Psychiatric Accreditation
What is the common theme from the following?
- Patients at one psychiatric hospitals say they were raped or assaulted
- Patients at another psychiatric hospital died by suicide
- Patients slept on chairs due to crowding at another psychiatric hospital
Answer? The Joint Commission accredited all these hospitals.
The Journal found 141 psychiatric hospitals, out of roughly 490 across the country, that were accredited by the Joint Commission and cited by state officials from fiscal 2014 and 2015 for serious violations.
For most of the 141, those violations weren’t the first; they had an average of eight serious violations in the years going back to 2011, according to state inspection records and Hospitalinspections.org. Some had dozens of previous violations.
In fact, The Joint Commission, revoked or denied full accreditation to fewer than 1% of psychiatric hospitals it checks on. Even worse is that The Joint Commission is currently the only accrediting organization with a federally approved psychiatric-hospital accreditation program for Medicare.

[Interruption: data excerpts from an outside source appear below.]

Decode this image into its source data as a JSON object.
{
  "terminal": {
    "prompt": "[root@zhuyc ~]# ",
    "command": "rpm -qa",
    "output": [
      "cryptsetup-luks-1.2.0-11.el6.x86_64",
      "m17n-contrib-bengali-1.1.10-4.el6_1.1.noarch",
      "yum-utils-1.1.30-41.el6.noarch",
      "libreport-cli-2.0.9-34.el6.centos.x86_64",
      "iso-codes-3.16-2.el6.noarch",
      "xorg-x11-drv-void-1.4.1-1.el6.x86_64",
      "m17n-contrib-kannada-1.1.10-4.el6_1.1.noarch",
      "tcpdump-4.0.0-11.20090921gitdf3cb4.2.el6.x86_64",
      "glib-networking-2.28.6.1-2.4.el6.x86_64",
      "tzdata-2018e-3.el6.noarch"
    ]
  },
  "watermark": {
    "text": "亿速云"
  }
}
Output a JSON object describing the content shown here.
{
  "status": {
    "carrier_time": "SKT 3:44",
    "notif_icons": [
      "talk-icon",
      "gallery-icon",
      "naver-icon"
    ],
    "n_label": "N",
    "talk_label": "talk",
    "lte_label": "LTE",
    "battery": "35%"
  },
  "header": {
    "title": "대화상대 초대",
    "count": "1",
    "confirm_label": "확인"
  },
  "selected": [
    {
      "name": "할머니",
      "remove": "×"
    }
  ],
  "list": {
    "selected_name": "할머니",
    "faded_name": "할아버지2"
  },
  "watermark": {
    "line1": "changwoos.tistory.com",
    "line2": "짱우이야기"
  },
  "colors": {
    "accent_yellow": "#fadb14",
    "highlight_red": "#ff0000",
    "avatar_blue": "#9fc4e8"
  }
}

It’s time for a change. The WSJ is going after them hard and it’s awesome!
The Joint Commission takes care of its own. It has an extended record of this behavior but because it has, and, still is incestuous with leaders from major healthcare organizations, it has been given a “blind eye” by those who are connected. Take a look at the JC’s leadership and then examine the leadership of the AMA, ABMS, AHA to just reference a few. There is a significant and historical amount of cross pollenization.
The JCAHO is pointless and useless. They remind me of the mafia guys who go around and collect money from businesses under the guise of forced “protection.”